Quel pourrait-être le point commun entre l’environnement, la santé, l’industrie pharmaceutique ou agroalimentaire et l’art ?

Cette question peut sembler étrange à première vue, mais regardons cela de plus près…

Nous sommes de plus en plus informés et conscientisés par rapport à l’importance de pouvoir être rassurés sur la qualité de l’eau ou de l’air, la qualité des médicaments ou des aliments que nous consommons.  Au niveau de notre santé, les progrès des méthodes d’analyse permettent de pouvoir doser des molécules actives dans le corps humain, ce qui contribue entre-autre à l’amélioration de certains traitements pour lutter contre le cancer ou des maladies neurodégénératives.

Comme on le voit, tout ceci nécessite de pouvoir réaliser des analyses sur des échantillons. En fonction des cas et de l’objectif visé, la technique analytique la plus appropriée devra être choisie. Il existe de nombreuses possibilités ; citons par exemple la chromatographie, l’électrophorèse ou la spectrométrie de masse… Parmi celles-ci, intéressons-nous à une des techniques séparatives les plus utilisées : La chromatographie liquide à haute performance (ou HPLC).

Quel lien avec l’art me direz-vous ?  Et bien, saviez-vous que la HPLC peut être utilisée afin d’identifier des colorants ou pigments colorés aussi bien au niveau de l’analyse de textiles préhistoriques ou du moyen-âge qu’au niveau de tableaux afin de valider des certificats d’authentification ou d’améliorer leur restauration ?

Vous avez dit HPLC ?

La chromatographie liquide à haute performance ou HPLC (high pressure liquid chromatography) est une technique analytique qui permet la séparation d’un ou de plusieurs composés d’un mélange en vue de leur identification et de leur quantification.

Elle est largement utilisée dans différents secteurs et domaines (recherche, diagnostic, industrie,…) :

• En diagnostic clinique, directement en lien avec la santé du patient (i.e. analyse et détection de marqueurs spécifiques de certaines maladies, analyses toxicologiques,…).
• En industries pharmaceutiques (analyse et dosage de substances actives, vérification de la pureté d’un médicament en lien avec les exigences légales/affaires réglementaires ainsi que l’assurance et le contrôle qualité et l’analyse de nouvelles molécules en phases de tests pré-cliniques,…).
• En analyses environnementales (analyses toxicologiques et impact au niveau de la santé) comme par exemple la détection de pesticides et autres contaminants dans l’eau.
• En agroalimentaire, analyses d’échantillons permettant de vérifier la conformité avec les exigences légales et terme de contamination et/ou de dose acceptées d’engrais, pesticides, antibiotiques, hormones, colorants, conservateurs, antioxydants,…

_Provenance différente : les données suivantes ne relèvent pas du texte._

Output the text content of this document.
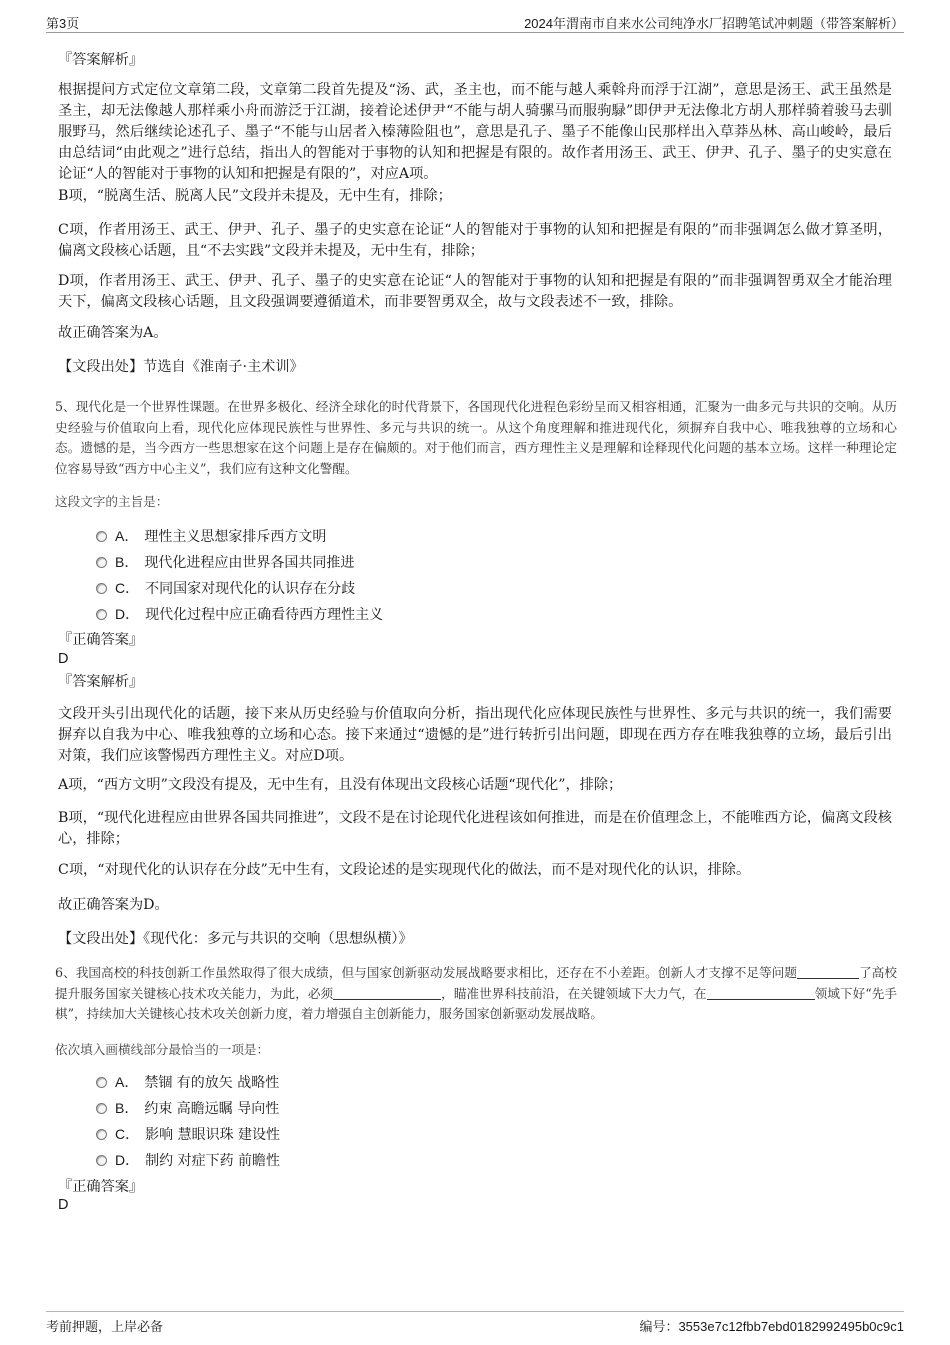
第3页	2024年渭南市自来水公司纯净水厂招聘笔试冲刺题（带答案解析）
『答案解析』
根据提问方式定位文章第二段，文章第二段首先提及“汤、武，圣主也，而不能与越人乘斡舟而浮于江湖”，意思是汤王、武王虽然是圣主，却无法像越人那样乘小舟而游泛于江湖，接着论述伊尹“不能与胡人骑骡马而服驹騄”即伊尹无法像北方胡人那样骑着骏马去驯服野马，然后继续论述孔子、墨子“不能与山居者入榛薄险阻也”，意思是孔子、墨子不能像山民那样出入草莽丛林、高山峻岭，最后由总结词“由此观之”进行总结，指出人的智能对于事物的认知和把握是有限的。故作者用汤王、武王、伊尹、孔子、墨子的史实意在论证“人的智能对于事物的认知和把握是有限的”，对应A项。
B项，“脱离生活、脱离人民”文段并未提及，无中生有，排除；
C项，作者用汤王、武王、伊尹、孔子、墨子的史实意在论证“人的智能对于事物的认知和把握是有限的”而非强调怎么做才算圣明，偏离文段核心话题，且“不去实践”文段并未提及，无中生有，排除；
D项，作者用汤王、武王、伊尹、孔子、墨子的史实意在论证“人的智能对于事物的认知和把握是有限的”而非强调智勇双全才能治理天下，偏离文段核心话题，且文段强调要遵循道术，而非要智勇双全，故与文段表述不一致，排除。
故正确答案为A。
【文段出处】节选自《淮南子·主术训》
5、现代化是一个世界性课题。在世界多极化、经济全球化的时代背景下，各国现代化进程色彩纷呈而又相容相通，汇聚为一曲多元与共识的交响。从历史经验与价值取向上看，现代化应体现民族性与世界性、多元与共识的统一。从这个角度理解和推进现代化，须摒弃自我中心、唯我独尊的立场和心态。遗憾的是，当今西方一些思想家在这个问题上是存在偏颇的。对于他们而言，西方理性主义是理解和诠释现代化问题的基本立场。这样一种理论定位容易导致“西方中心主义”，我们应有这种文化警醒。
这段文字的主旨是：
A． 理性主义思想家排斥西方文明
B． 现代化进程应由世界各国共同推进
C． 不同国家对现代化的认识存在分歧
D． 现代化过程中应正确看待西方理性主义
『正确答案』
D
『答案解析』
文段开头引出现代化的话题，接下来从历史经验与价值取向分析，指出现代化应体现民族性与世界性、多元与共识的统一，我们需要摒弃以自我为中心、唯我独尊的立场和心态。接下来通过“遗憾的是”进行转折引出问题，即现在西方存在唯我独尊的立场，最后引出对策，我们应该警惕西方理性主义。对应D项。
A项，“西方文明”文段没有提及，无中生有，且没有体现出文段核心话题“现代化”，排除；
B项，“现代化进程应由世界各国共同推进”，文段不是在讨论现代化进程该如何推进，而是在价值理念上，不能唯西方论，偏离文段核心，排除；
C项，“对现代化的认识存在分歧”无中生有，文段论述的是实现现代化的做法，而不是对现代化的认识，排除。
故正确答案为D。
【文段出处】《现代化：多元与共识的交响（思想纵横）》
6、我国高校的科技创新工作虽然取得了很大成绩，但与国家创新驱动发展战略要求相比，还存在不小差距。创新人才支撑不足等问题	了高校提升服务国家关键核心技术攻关能力，为此，必须	，瞄准世界科技前沿，在关键领域下大力气，在	领域下好“先手棋”，持续加大关键核心技术攻关创新力度，着力增强自主创新能力，服务国家创新驱动发展战略。
依次填入画横线部分最恰当的一项是：
A． 禁锢 有的放矢 战略性
B． 约束 高瞻远瞩 导向性
C． 影响 慧眼识珠 建设性
D． 制约 对症下药 前瞻性
『正确答案』
D
考前押题，上岸必备	编号：3553e7c12fbb7ebd0182992495b0c9c1
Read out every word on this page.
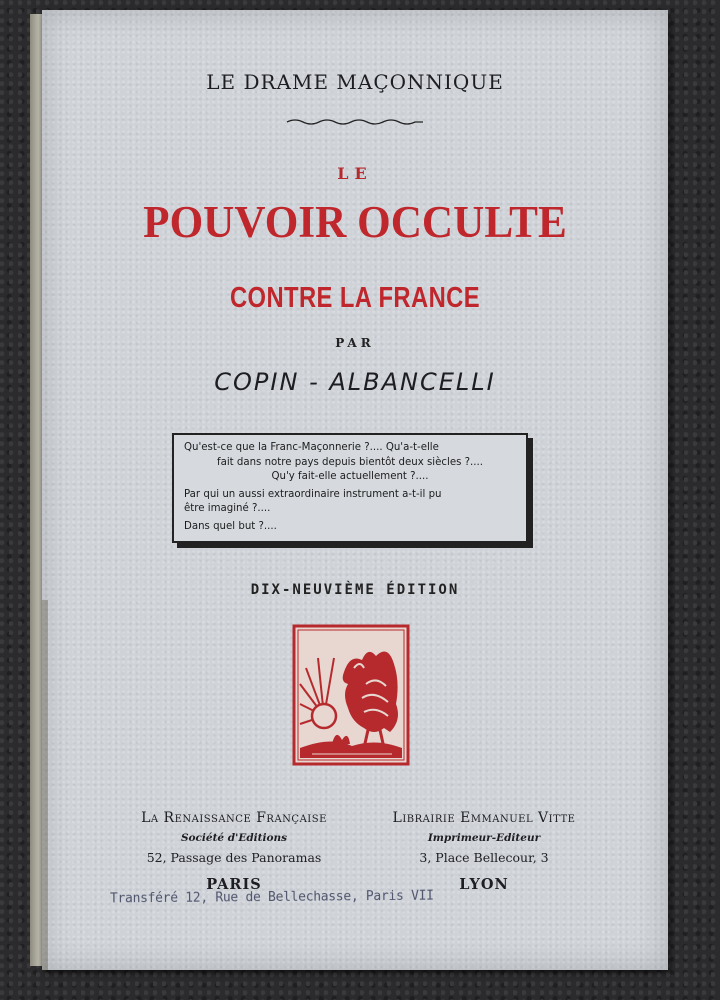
LE DRAME MAÇONNIQUE
LE
POUVOIR OCCULTE
CONTRE LA FRANCE
PAR
COPIN - ALBANCELLI
Qu'est-ce que la Franc-Maçonnerie ?.... Qu'a-t-elle
fait dans notre pays depuis bientôt deux siècles ?....
Qu'y fait-elle actuellement ?....
Par qui un aussi extraordinaire instrument a-t-il pu
être imaginé ?....
Dans quel but ?....
DIX-NEUVIÈME ÉDITION
La Renaissance Française
Société d'Editions
52, Passage des Panoramas
PARIS
Librairie Emmanuel Vitte
Imprimeur-Editeur
3, Place Bellecour, 3
LYON
Transféré 12, Rue de Bellechasse, Paris VII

Comment ça marche ?  Quel est l’appareillage qui permet la séparation des molécules et comment se séparent-elles ?

Comme vous pouvez le visualiser sur ce schéma, un équipement HPLC est constitué de plusieurs éléments dont la pièce maitresse est la colonne chromatographique. C’est le siège de la séparation. Cette colonne est placée dans un four dans le but de réaliser la séparation dans des conditions constantes de température. Un système de pompe va faire progresser un liquide composé d’un ou plusieurs solvants, appelé phase mobile, à un débit défini dans la colonne. Un volume précis d’échantillon est quant à lui introduit au moyen d’un injecteur. Enfin, un détecteur et un logiciel informatique vont permettre de visualiser les composés qui sortent de la colonne sous la forme de pics. En règle générale, un détecteur UV-Visible est utilisé mais, pour certaines applications, un détecteur plus sophistiqué et plus sensible comme la spectrométrie de masse, la fluorimétrie ou l’ampérométrie est nécessaire.

Concrètement, comment les molécules se séparent-elles les unes des autres ? Reprenons le schéma et observons comment procéder en pratique pour séparer 3 composés présents dans un mélange. Un volume défini de la solution échantillon est tout d’abord introduit dans le système au moyen de l’injecteur. La phase mobile va alors emmener l’échantillon dans la colonne qui renferme la phase stationnaire, représentée ici par des petites billes qu’on appelle des particules. Ces particules présentent des groupements chimiques de différentes natures. La clé du succès d’une bonne séparation réside dans le choix de cette phase stationnaire. En effet, il est impératif que les composés à séparer aient de l’affinité pour ces groupements chimiques. La discrimination entre molécules sera fonction de leur affinité pour cette phase stationnaire. Plus l’affinité est importante, plus les molécules seront retardées dans la colonne et donc plus tard elles évolueront de la colonne. Dans l’exemple qui nous occupe, nous pouvons voir au moyen du chromatogramme que c’est le composé vert qui interagit le plus avec la phase stationnaire puisque c’est lui qui sort en dernier de la colonne.